This morning your letter arrived about your forthcoming debate on infant baptism in Christian doctrine class. At first I wondered why your tone seemed so panic-stricken, but then I realized that your assignment is merely a week away. It seems that procrastination remains a time-honored tradition at my alma mater.
You probably know the main arguments for infant baptism. And if you don't, there are plenty of books that handle the proof texts ably enough. Be sure to check with the reference librarian.
While it is important to be armed with the biblical rationale, don't expect it to convince many people, because these arguments are rarely won by a battle of proof texts. Most of those who eventually embrace the logic of infant baptism do so after stepping back and seeing the broader picture of the covenant of grace in the unfolding of redemptive history. Here is where dispensationalist tendencies usually start to unravel, and the corporate dimension of baptism dissolves American attachments to individualism.

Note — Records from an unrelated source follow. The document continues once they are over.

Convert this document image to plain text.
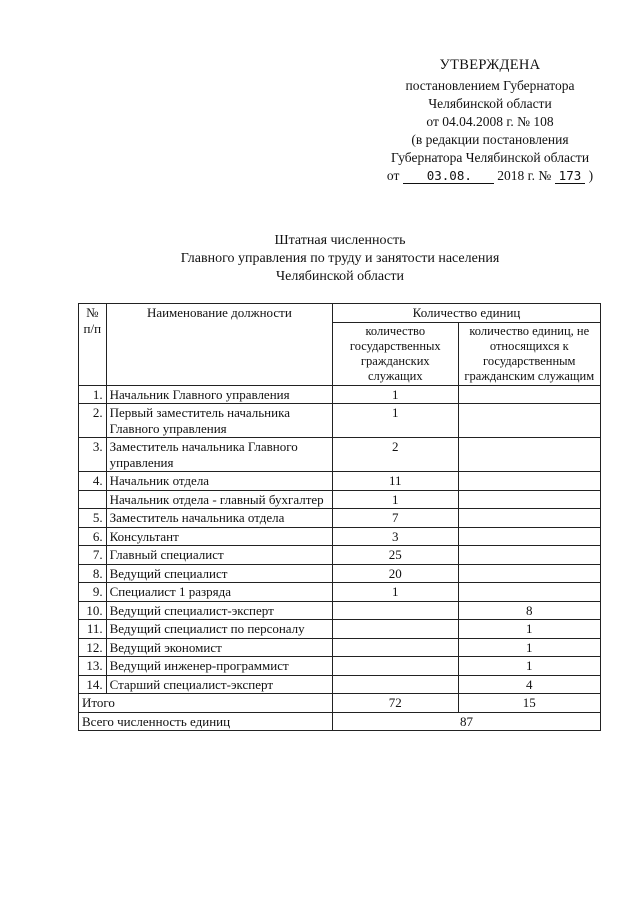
УТВЕРЖДЕНА
постановлением Губернатора
Челябинской области
от 04.04.2008 г. № 108
(в редакции постановления
Губернатора Челябинской области
от 03.08. 2018 г. № 173 )
Штатная численность
Главного управления по труду и занятости населения
Челябинской области
№
п/п	Наименование должности	Количество единиц	
		количество государственных гражданских служащих	количество единиц, не относящихся к государственным гражданским служащим
1.	Начальник Главного управления	1	
2.	Первый заместитель начальника Главного управления	1	
3.	Заместитель начальника Главного управления	2	
4.	Начальник отдела	11	
	Начальник отдела - главный бухгалтер	1	
5.	Заместитель начальника отдела	7	
6.	Консультант	3	
7.	Главный специалист	25	
8.	Ведущий специалист	20	
9.	Специалист 1 разряда	1	
10.	Ведущий специалист-эксперт		8
11.	Ведущий специалист по персоналу		1
12.	Ведущий экономист		1
13.	Ведущий инженер-программист		1
14.	Старший специалист-эксперт		4
Итого		72	15
Всего численность единиц		87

Even so, my experience is that many Presbyterians appear to have little confidence in the efficacy of baptism, infant or adult. The reason, it seems, is that we have misguided assumptions about what baptism is and how it is supposed to work. Baptism is not a pledge of loyalty to God, either by the recipient or the parents. And of course, baptism does not automatically save anyone. But it still works, in at least two important senses.

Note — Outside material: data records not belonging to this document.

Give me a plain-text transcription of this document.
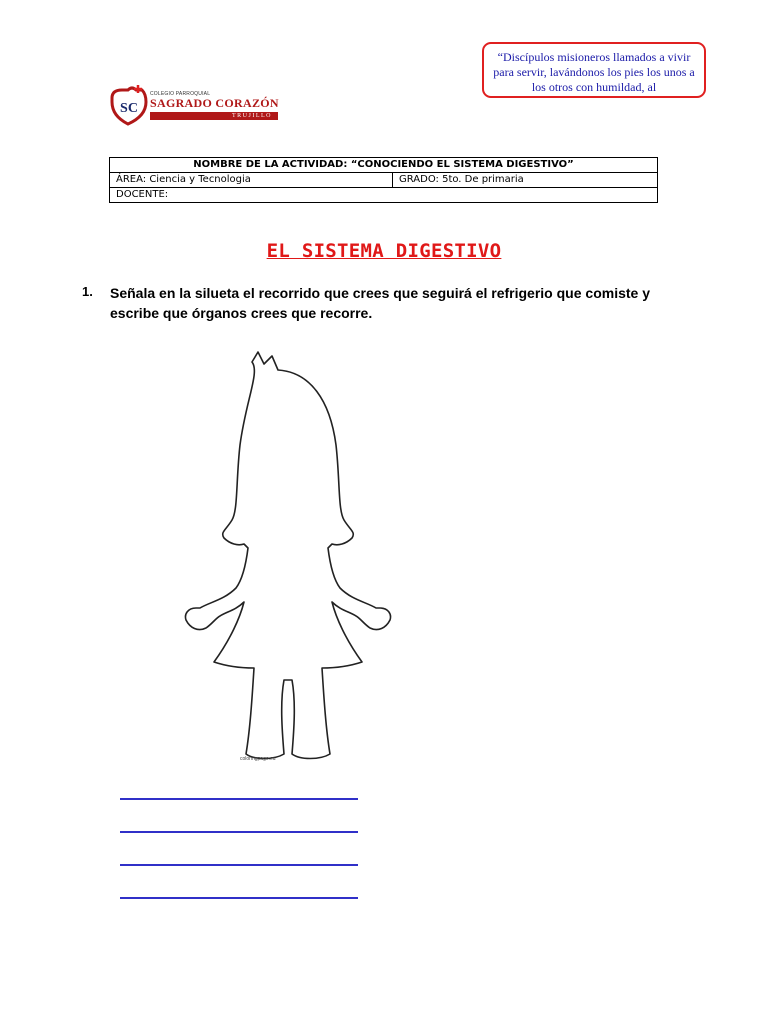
“Discípulos misioneros llamados a vivir para servir, lavándonos los pies los unos a los otros con humildad, al
SC
COLEGIO PARROQUIAL
SAGRADO CORAZÓN
TRUJILLO
NOMBRE DE LA ACTIVIDAD: “CONOCIENDO EL SISTEMA DIGESTIVO”
ÁREA: Ciencia y Tecnologia	GRADO: 5to. De primaria
DOCENTE:
EL SISTEMA DIGESTIVO
1. Señala en la silueta el recorrido que crees que seguirá el refrigerio que comiste y escribe que órganos crees que recorre.
coloringpage.eu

As you remember from the catechism, baptism is a sign (or picture) and seal (or guarantee) of the covenant of grace. Thus, baptism is God's work; he establishes the covenant with its accompanying signs. Like the written and the preached word, baptism as God's visible word is his self-revelation, and God's word never returns to him empty. As covenant revelation, it comes to us with "dual sanctions." It will produce either a blessing or a curse, either as a means of grace or as a means of judgment.
In the Old Testament, Isaac and Ishmael each received the sign of the covenant (circumcision), as did Jacob and Esau. In all four cases, their circumcision "worked." Similarly, baptism is effectual, both when it is received by faith and when it is rejected by apostasy. The church that administers God's means does not only bless his people. It is also in the business of executing his judgment: it pronounces excommunication on those who do not make their baptism their own.
So will a baptized child confess the faith and "live" his or her baptismor prove to be a covenant breaker? Of course, we don't know. But we don't know whether the profession of faith made by an adult before baptism will prove genuine either. Either way, baptism will work in the sense of blessing or cursing.
As true as this is, it seems to offer little comfort. But there is a second sense in which infant baptism works, and you might find this useful in debate. Often when Reformed young people hear spectacular conversion stories that result in faith and baptism, they are tempted to view their own experience as inadequate by comparison. Because we don't have a crisis moment of decision, we wonder whether our faith is genuine. I suspect you feel this way, judging by your prediction that you will lose the debate.
What you need to do is to turn that argument on its head. If you have not had extraordinary experiences like some of your classmates have had, it is because the Holy Spirit has worked in you in a quiet way. Our Reformed heritage teaches us to consider this an asset rather than a liability. There is no disadvantage in failing to remember your baptism. Consider this analogy as a debating point: do you remember when you learned to walk? Do you remember when you couldn't walk? Of course not: you have been walking as long as you can remember. So, will you wake up tomorrow and suddenly despair that you are unable to get up and walk to class? On the contrary, your failure to remember when you could not walk only undergirds your confidence in your present walking ability.
You should regard baptism in the same way. You do not remember a day when you did not belong to your faithful Savior. That is because God has nourished and strengthened you gradually over the course of many years. Reformed piety works in us in this gradual way. We receive it little by little, through the growth of years. It is the fruit of the Spirit, not the spectacular conversion story, that we are called to cultivate.
Finally, let me encourage you to be patient with your opponents. After all, there was once a time when you yourself did not take to infant baptism, either. I was in attendance when you were given the sign and seal two decades ago, and boy, did you holler and scream.
"Glen Roberts" is a pseudonym shared by two prominent ruling elders in the Orthodox Presbyterian Church. Reprinted from New Horizons, November 2008.